L'ancien président de la Tanzanie,  Benjamin Mkapa, lors d'une conférence de presse à Khartoum, le 22 novembre 2010.

Le facilitateur dans la crise burundaise, l'ancien président tanzanien Benjamin Mkapa, a convoqué une dernière session du dialogue de sortie de crise au Burundi en vue d'y organiser des élections inclusives en 2020.

M. Mkapa "s'attend à ce que les Burundais discutent librement et de façon concluante de toutes les questions qui permettraient la tenue des élections de 2020 avec succès" lors de cette rencontre prévue du 24 au 29 octobre, a annoncé dans un tweet Macocha Tembele, le secrétaire particulier du facilitateur.
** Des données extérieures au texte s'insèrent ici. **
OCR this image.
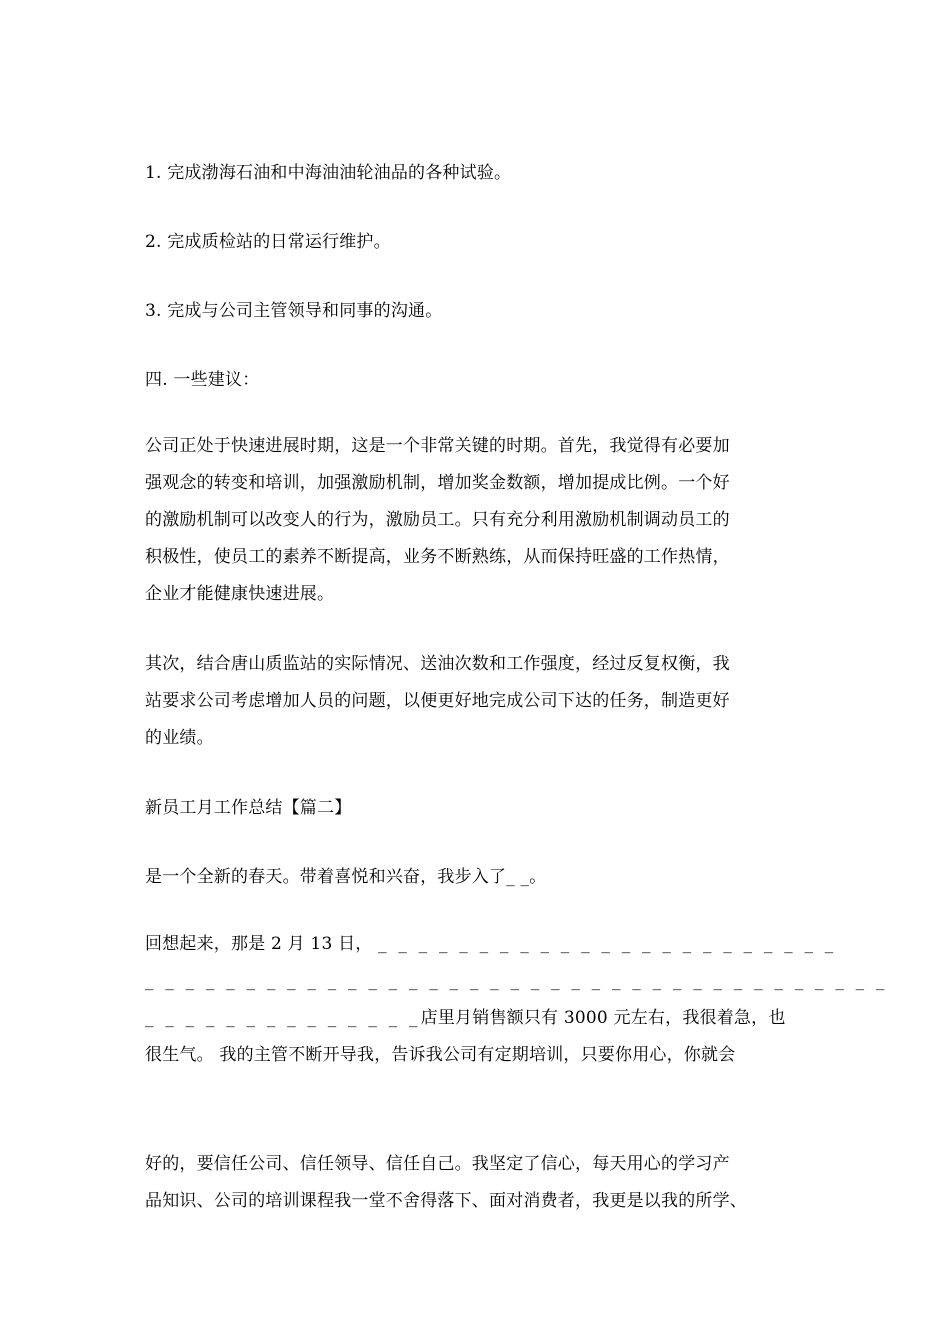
1. 完成渤海石油和中海油油轮油品的各种试验。
2. 完成质检站的日常运行维护。
3. 完成与公司主管领导和同事的沟通。
四. 一些建议：
公司正处于快速进展时期，这是一个非常关键的时期。首先，我觉得有必要加
强观念的转变和培训，加强激励机制，增加奖金数额，增加提成比例。一个好
的激励机制可以改变人的行为，激励员工。只有充分利用激励机制调动员工的
积极性，使员工的素养不断提高，业务不断熟练，从而保持旺盛的工作热情，
企业才能健康快速进展。
其次，结合唐山质监站的实际情况、送油次数和工作强度，经过反复权衡，我
站要求公司考虑增加人员的问题，以便更好地完成公司下达的任务，制造更好
的业绩。
新员工月工作总结【篇二】
是一个全新的春天。带着喜悦和兴奋，我步入了_ _。
回想起来，那是 2 月 13 日， _ _ _ _ _ _ _ _ _ _ _ _ _ _ _ _ _ _ _ _ _ _ _
_ _ _ _ _ _ _ _ _ _ _ _ _ _ _ _ _ _ _ _ _ _ _ _ _ _ _ _ _ _ _ _ _ _ _ _ _
_ _ _ _ _ _ _ _ _ _ _ _ _ _店里月销售额只有 3000 元左右，我很着急，也
很生气。 我的主管不断开导我，告诉我公司有定期培训，只要你用心，你就会
好的，要信任公司、信任领导、信任自己。我坚定了信心，每天用心的学习产
品知识、公司的培训课程我一堂不舍得落下、面对消费者，我更是以我的所学、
Toutes les sessions du dialogue interburundais organisées depuis décembre 2015, au plus fort de la crise qui a débuté avec la décision du président Pierre Nkurunziza de briguer un 3e mandat qu'il a obtenu en juillet de la même année, ont buté sur le refus du gouvernement de discuter avec son opposition en exil, qualifiée de putschiste.

Bujumbura a annoncé officiellement son intention de participer "au 5e et dernier round des discussions", mais le gouvernement, le parti au pouvoir et leurs alliés "attendent" l'issue de discussions en coulisses avec l'équipe de M. Mkapa pour décider de leur participation, selon des sources concordantes.

De son côté, l'opposition, qu'elle soit au Burundi ou en exil, a envoyé "une proposition commune de sortie de crise" selon ses leaders et se dit prête à discuter de l'ordre du jour présenté par la facilitation.

Les violences qui ont accompagné la crise auraient fait au moins 1.200 morts et déplacé plus de 400.000 personnes entre avril 2015 et mai 2017, d'après les estimations de la Cour pénale internationale, qui a ouvert une enquête.

Le président Nkurunziza a annoncé son intention de ne pas se représenter en 2020.